Was ist aus der UÇK geworden?

Der Kommandeur des Kosovo Protection Corps (KPC), Agim Ceku, war der letzte Stabschef der UÇK. Ceku ist "eine der sinnbildlichsten Figuren des Kosovo nach dem Abkommen von Kumanovo und jener neuen kosovarischen ‚Nomenklatura‘, die ihre Macht außerhalb jeder demokratischen Debatte und Kontrolle zu stützen sucht. Ceku machte in den 80er Jahren Karriere in der jugoslawischen Armee, in einer Zeit, in der diese im Kosovo intervenierte und seine albanischen Landsleute unterdrückte." (Notizie Est, Nr.319.)
In den 90er Jahren stellte er sich der Militärmaschine von Tudjman zur Verfügung und war als Oberbefehlshaber von Gospic an der Operation "Sturm" beteiligt, in deren Verlauf mehrere hunderttausend Serben aus Kroatien vertrieben wurden. Ceku verteidigt den kroatischen General und Kriegsverbrecher Tuhomir Blaskic, der vom Haager Tribunal zu 45 Jahren Gefängnis verurteilt wurde, gegen das "ungerechte und parteiische Urteil".
"Ceku kann sich recht weniger Verdienste für die albanische Befreiungsbewegung rühmen; ihr stand er fern bis zum Augenblick, wo die NATO auf den Plan trat. Einen Monat vor dem Ende der Bombardierungen, am 2.Mai 1999, übernahm er das Kommando der UÇK, als die Albaner bereits massenweise von serbischen Streitkräften deportiert worden waren."

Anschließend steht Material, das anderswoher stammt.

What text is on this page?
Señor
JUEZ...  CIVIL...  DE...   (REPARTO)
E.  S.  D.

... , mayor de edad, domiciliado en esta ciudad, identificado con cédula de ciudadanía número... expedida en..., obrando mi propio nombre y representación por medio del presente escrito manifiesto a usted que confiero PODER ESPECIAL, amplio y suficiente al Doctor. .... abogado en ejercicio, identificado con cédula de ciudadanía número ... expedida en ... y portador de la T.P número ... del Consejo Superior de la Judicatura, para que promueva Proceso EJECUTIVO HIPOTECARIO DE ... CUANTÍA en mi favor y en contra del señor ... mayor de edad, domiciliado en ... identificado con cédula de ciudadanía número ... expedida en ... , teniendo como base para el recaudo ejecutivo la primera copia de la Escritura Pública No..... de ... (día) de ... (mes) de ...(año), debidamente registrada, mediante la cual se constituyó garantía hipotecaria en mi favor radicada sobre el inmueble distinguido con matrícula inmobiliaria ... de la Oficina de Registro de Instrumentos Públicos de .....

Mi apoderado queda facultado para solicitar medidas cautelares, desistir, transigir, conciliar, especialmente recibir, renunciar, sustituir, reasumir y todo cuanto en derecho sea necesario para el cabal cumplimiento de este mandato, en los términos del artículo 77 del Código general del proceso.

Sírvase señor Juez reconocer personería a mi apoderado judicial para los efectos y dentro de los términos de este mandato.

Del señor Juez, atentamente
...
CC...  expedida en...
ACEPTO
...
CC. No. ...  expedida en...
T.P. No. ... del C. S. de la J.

Dass er auch vor dem Beginn des NATO-Kriegs schon eine Rolle in der UÇK gespielt hat, gibt er nur widerstrebend zu; einer der Gründe dafür könnte sein, dass er gleichzeitig seine Finger in der FARK stecken hatte, der bewaffneten Truppe um Rugovas Premierminister Bukoshi. In einem Interview mit der kroatischen Zeitung Nacional vom 23.März 2000 rühmt er sich, die Kräfte der UÇK und die Einheiten der FARK, die in Albanien stationiert waren, unter einem einheitlichen Kommando zusammengeführt zu haben.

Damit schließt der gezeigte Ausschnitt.